Sulfates are chemicals that are strong enough to take that silicone off your hair. Which is good if your hair is pretty “normal” but if you have curly hair, especially dry curly hair, it’s going to damage it.
A similar thing goes to heat, especially for Curlies who straightened their hair most of their lives, and hence have a lot of damage and sometimes loose a lot of their curl pattern.
Towels are a big no-no because they dehydrate hair and cause strands to leave curl strands and create frizz. The same goes to creating tight hairstyles with hair bands- they’ll can cause your hair to break and create that dreaded halo of frizz that just happens to be the most prominent where you tie your hair.
Finally, a big one that I had no idea about, is using styling products on wet hair. This locks in moisture. It’s good to rake your fingers through and really spread the product evenly, rather than just slapping it on randomly. Also, I had no idea gel was used for curly hair, but here I am – using hair gel.
Before and After
So, before I tell you anything about how the actual method works, here’s some photos showing you my personal results. To be honest, I’m still shook and feel like my hair is getting better with every wash. My bad hair days now, three days from wash day or longer, are what my hair would be at it’s best just three months ago.

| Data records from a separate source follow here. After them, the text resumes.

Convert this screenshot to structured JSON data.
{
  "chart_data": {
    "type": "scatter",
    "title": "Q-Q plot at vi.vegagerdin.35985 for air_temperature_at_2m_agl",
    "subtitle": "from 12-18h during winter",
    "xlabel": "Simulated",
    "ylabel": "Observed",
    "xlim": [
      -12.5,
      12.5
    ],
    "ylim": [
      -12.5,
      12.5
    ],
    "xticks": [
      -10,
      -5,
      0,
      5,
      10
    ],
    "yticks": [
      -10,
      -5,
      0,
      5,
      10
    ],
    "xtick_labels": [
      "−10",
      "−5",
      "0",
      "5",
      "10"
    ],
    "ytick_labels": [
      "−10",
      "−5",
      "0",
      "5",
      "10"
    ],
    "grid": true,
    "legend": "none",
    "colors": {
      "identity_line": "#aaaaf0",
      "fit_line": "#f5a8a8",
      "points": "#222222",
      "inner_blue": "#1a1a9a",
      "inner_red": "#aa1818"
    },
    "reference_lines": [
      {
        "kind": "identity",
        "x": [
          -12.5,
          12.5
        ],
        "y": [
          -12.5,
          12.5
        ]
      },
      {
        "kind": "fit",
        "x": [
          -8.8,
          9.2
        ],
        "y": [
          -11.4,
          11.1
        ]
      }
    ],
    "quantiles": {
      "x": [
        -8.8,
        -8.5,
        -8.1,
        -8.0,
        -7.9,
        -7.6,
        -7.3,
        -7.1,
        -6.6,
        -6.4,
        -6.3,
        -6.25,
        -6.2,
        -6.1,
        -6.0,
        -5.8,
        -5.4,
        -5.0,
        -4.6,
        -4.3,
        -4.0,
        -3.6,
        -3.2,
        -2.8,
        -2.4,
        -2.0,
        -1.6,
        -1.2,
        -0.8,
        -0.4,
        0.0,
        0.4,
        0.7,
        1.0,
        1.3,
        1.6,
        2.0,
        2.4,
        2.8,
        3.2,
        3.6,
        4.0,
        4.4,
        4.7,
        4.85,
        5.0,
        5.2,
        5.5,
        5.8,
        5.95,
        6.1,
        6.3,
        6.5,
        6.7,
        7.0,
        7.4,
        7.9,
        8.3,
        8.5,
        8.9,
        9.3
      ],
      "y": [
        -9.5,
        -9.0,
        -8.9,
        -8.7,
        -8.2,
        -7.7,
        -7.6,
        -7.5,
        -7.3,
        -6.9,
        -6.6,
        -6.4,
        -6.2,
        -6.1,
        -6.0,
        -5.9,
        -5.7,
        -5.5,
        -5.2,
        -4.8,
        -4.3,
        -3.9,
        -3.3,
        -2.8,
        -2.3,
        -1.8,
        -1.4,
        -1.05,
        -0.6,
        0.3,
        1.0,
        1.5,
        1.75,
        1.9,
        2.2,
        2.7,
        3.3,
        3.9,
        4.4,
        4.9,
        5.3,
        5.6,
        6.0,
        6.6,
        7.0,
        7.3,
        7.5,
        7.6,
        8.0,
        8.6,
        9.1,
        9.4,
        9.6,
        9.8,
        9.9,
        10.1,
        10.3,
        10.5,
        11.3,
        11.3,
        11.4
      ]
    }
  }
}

Here’s what my hair looked like, before I started the method:
Bleaching my hair caused it a lot of damage. As you can see, it’s trying to curl as best as it can, and I did give it some help using mouse, salt spray and finger coiling. This was the most it could do, especially after being bleached, and then bleach-washed twice again and corrected to get rid of colour residue (do NOT do this at home, I have very thick hair that can handle it, waited plenty of time before application and consulted a professional hairdresser.) After the whole bleaching fiasco I realised that I did loose some protein bonds and my hair became wavy; however, I didn’t mind because it was easier to up-keep.
The first wash
So the first wash consists of stripping your hair off all the left over silicone (and seeing as my hair would feel like absolute straw after shampooing- there was A LOT of silicone that I had to take off). I followed this by conditioning. Fortunately for me, I had some silicone three deep-conditioner that I could use, but I would have been just fine with putting the £1.99 Superdrug Extracts conditioner under a shower cap and keeping it warm. I follwed by styling with the £1.99 Boots Curl Cream and 99p Boots Hair Gel. This is what I looked like.
I was so happy to see my hair spinning again, although the curls didn’t last me long at all after I got out of the shower. The first few weeks were ups and downs for me, my scalp was definitely re-adjusting and that meant I had to wash my hair every two days (my hair is dry, I usually wash it every three to four days.)
The Journey isn’t over yet.
I’m so happy that I stuck at it and continued with the Curly Girl Method. It’s a journey that I’m going to continue. This was an important part of self-care for me, as I neglected and abused my hair as my mental health deteriorated. I began this method a day after starting my medication. This is my form of an Ode to Healing. I forgot that looking after myself doesn’t have to take long and be expensive. Now I take care of my hair in a way that suits me and my curls, and gives me pamper time for myself – it can take minutes, but it can take an hour if I want it to.
What are your thoughts?
Have you ever heard of the Curly Girl Method and if so, do you use it? If not, would you like me to write another post detailing my hair wash day routine, listing all the products?